Blog Action Day - Climate Change
I can't say I'm much of an ecologist, although over the last few years I have - whether consciously or unconsciously - made changes in the way that I live to try to reduce not only what I consume of the earth's resources, but also the amount of waste I generate.
I have to confess that I hadn't really made a huge connection between what I as an individual do in my life and climate change. It wasn't until we had some severe wet weather in the UK in 2007 that was attributable to climate change that I actually gave any serious thought to the subject.
The northern hemisphere is getting warmer - of that there is no doubt. When I was a child in the Midlands the winters were severe. We had no central heating, just a single coal fire in the living room, so the bedroom windows would be frosted up on the inside every morning. Even 20 years ago I remember it snowing at Easter in the Peak District. But our winters have become milder. Conversely our summers have not become significantly hotter (although we did have a couple of hot ones four or five years back, but the last two or three summers have been just blah).
What can I do about it though? Isn't it all the fault of those big power stations in Eastern Europe, or heavy industry in China? It's nothing to do with me - right?
Wrong! I have to look at where I can reduce the resources I consume which contribute to greenhouse gases. I use my car far less often than I used to (largely because of the cost of petrol (£1.05 a litre - or around $7 a US gallon to Americans) but also because I've become aware of the wastefulness of using my car for a single journey. I try to do all my errands at once and to not make short journeys if I don't have to. Yesterday I forgot to buy butter on my way home, so instead of getting the car out and going back to the supermarket for a single item, I phoned a neighbour and asked her if she could let me have a little. The cost to the environment was nil - no petrol used, just a few steps to her door.
I've started eating more vegetarian food (although I do love meat), and to try to eat seasonal, local produce, if possible.
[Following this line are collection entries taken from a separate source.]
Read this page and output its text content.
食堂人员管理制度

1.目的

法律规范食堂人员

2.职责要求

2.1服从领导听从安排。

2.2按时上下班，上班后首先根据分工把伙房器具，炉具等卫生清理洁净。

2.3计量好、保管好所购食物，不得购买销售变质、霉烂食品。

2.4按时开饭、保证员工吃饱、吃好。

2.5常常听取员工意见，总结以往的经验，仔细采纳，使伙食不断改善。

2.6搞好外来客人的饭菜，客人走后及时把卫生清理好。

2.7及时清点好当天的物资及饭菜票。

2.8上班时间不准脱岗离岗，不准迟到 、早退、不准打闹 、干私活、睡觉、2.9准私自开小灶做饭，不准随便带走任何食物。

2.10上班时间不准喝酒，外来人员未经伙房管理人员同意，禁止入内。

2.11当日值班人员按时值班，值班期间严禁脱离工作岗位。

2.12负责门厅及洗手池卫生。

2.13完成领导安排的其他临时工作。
I remember as a child that strawberries were such a treat, available for a few weeks in the summer and then no more for another year. But now I can buy them all year round, along with peaches, pineapples, asparagus, Fuji apples imported from China (when we have our own perfectly delicious Cox's Orange Pippins in season), and all sorts of other exotic tropical fruit and vegetables that were unheard of when I was a child. Everything is available, all the time. It might have been forced in a greenhouse and have no taste but the supermarkets are locked in this war for customers where they have to provide everything, all the time. Yes, it's great to have choice, but there is a price to pay for eating raspberries on Christmas Day.
The neighbour I mentioned above lives in a flat the same size as mine. She and her husband are in their 80s, and I know old people like their homes to be warm but - wow! - her flat last evening was stifling. She has electric heaters, and every single one was switched on, as well as an electric fire in the living room. I could hardly breathe. I'd guess the woman who lives in the flat above barely needs to use her heating because of the heat rising from Peggy's flat below. The UK still uses a vast amount of fossil fuel to generate electricity. Ugly though they may be, I'm a fan of wind farms. The wind is free, let's harness its power. Turn that heater off, put a sweater on!
These days when I use the oven, I try to cook several things at once. I have a microwave/convection oven that I use for small stuff rather than heat the big oven. Much of this is due to parsimony rather than any high-minded ideals about conservation or greenhouse gases, but the knock-on effect is that I, in some small way, am helping to slow down the big world warm-up.